Emailgate: How an NDA is Affecting the Presidential Election

About a week ago, the Federal Bureau of Investigation announced that it would not be pressing charges against Hillary Clinton for her use of a personal email during her tenure as Secretary of State. This has been a long time coming for Clinton, as the email controversy has been a blight on her presidential campaign from its start.

News of “Emailgate” broke in 2014, and picked up last year right before Hillary Clinton announced her run for president. It has dealt a huge blow to her trustworthiness and transparency, with a Morning Consult national survey from this month finding that “half of voters said Clinton’s use of a private email server was illegal.” Those are dangerous numbers for the Democrats, leaving voters finding Donald Trump twice as honest as Hillary Clinton according to a recent Rasmussen survey. If you still don’t really know much about the controversy, here’s a quick rundown:

Being the Secretary of State involves handling sensitive information, and it was discovered that during her tenure, Hillary Clinton used a series of personal email servers that were nowhere near as secure as federal record systems would have been. This left her correspondence vulnerable to being compromised by the likes of hackers and foreign countries, and people are not happy about that.

At the heart of this controversy lies the fact that Hillary Clinton had signed a Classified Information Nondisclosure Agreement.

Confidential information, or classified information as per this agreement, was given a clear definition as being marked or unmarked. Specific obligations related to confidentiality were outlined, such as protecting such information “in the interest of national security.”

Hillary Clinton has pushed back at the controversy in true political fashion, skirting the issue by saying first that she never handled any classified information over email, and then that she had not known some content was classified because it was not marked as such. But the first point was disproven by the FBI, and the second is explicitly covered in the agreement. She also tried to dampen the blow of the scandal by pointing out that most other Secretaries of State before her had utilized personal emails as well, but status quo is no good defense against contractually agreed upon obligations related to confidentiality.

All of this leaves Hillary Clinton in a position to be either criminally charged for violating federal law, or to receive administrative discipline for wrongdoing in her position as Secretary of State. As she no longer holds that position, discipline is not a viable option. As for the former, neither the FBI or the Attorney General are willing to press charges.

So, if a substantial portion of the public finds her conduct criminal and legal violations did occur as per the agreement she signed, why is she (so far) getting away scot-free?

Here it’s a matter of nuancing the law. The FBI intimated that there was definitely evidence of wrongdoing that amounts to the actus reus, and went so far as to chide her for her actions, describing her conduct as “extremely careless.” Hillary Clinton admitted just as much when she said that in hindsight, she should have had a separate work email.

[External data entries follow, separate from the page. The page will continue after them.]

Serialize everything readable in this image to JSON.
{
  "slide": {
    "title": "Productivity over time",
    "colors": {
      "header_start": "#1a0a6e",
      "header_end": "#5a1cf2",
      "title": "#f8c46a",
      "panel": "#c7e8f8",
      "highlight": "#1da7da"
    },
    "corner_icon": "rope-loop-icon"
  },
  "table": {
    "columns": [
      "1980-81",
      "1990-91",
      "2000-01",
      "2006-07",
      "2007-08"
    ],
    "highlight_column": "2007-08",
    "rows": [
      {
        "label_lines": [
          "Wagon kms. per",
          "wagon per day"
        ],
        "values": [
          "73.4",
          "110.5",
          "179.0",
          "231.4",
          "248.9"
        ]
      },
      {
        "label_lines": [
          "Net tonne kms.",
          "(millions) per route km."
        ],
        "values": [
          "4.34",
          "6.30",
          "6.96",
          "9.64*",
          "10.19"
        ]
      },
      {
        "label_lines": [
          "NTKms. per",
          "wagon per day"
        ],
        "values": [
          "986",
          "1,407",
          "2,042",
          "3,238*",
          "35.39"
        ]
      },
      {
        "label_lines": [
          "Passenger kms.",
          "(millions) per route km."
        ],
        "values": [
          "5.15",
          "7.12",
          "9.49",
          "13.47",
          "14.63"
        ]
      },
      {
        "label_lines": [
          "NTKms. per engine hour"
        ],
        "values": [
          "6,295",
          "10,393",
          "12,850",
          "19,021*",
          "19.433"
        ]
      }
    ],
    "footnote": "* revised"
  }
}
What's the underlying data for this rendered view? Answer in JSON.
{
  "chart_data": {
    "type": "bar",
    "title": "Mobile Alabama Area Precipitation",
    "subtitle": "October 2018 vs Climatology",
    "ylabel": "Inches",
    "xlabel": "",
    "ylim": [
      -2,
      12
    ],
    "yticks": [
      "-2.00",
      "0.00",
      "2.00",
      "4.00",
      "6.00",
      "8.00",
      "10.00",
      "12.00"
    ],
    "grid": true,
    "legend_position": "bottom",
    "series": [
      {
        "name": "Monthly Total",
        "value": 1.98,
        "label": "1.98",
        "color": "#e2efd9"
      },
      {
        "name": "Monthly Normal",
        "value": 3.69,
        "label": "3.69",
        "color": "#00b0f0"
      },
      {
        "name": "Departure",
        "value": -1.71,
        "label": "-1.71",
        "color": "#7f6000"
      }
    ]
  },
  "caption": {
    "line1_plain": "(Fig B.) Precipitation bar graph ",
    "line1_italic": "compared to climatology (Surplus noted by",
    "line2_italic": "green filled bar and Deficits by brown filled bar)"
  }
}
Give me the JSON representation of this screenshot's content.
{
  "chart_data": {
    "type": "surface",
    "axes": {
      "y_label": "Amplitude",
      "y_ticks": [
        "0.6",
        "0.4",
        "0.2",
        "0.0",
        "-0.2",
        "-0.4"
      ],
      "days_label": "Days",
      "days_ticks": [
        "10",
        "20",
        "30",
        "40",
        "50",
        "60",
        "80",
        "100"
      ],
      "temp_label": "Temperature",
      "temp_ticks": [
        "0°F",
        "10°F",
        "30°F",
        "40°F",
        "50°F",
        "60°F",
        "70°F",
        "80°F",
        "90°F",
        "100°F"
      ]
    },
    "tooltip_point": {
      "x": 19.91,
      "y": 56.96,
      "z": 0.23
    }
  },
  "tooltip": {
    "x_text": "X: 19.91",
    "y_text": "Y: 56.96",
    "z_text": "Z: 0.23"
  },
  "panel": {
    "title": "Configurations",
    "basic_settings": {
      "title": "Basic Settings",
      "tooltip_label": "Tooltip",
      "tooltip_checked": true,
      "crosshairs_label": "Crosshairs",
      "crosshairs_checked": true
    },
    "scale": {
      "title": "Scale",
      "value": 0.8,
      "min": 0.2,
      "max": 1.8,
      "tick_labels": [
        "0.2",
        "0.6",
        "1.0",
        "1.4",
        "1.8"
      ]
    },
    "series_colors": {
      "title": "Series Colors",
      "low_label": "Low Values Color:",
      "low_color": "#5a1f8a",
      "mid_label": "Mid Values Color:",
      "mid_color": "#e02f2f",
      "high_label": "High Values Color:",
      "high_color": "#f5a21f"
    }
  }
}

However, she simply does not meet the requirement for intent, or mens rea, of having “intentionally transmitted or willfully mishandled classified information” beyond a reasonable doubt.

Without substantial evidence of such intent, a court cannot convict her. Without full confidence that a court can convict her, it would be dangerous to press charges against a woman who is no longer just a former Secretary of State, but now the presumptive nominee for the Democratic Party in the rapidly approaching presidential election. Such a move would have enormous, and potentially disastrous, consequences for the country.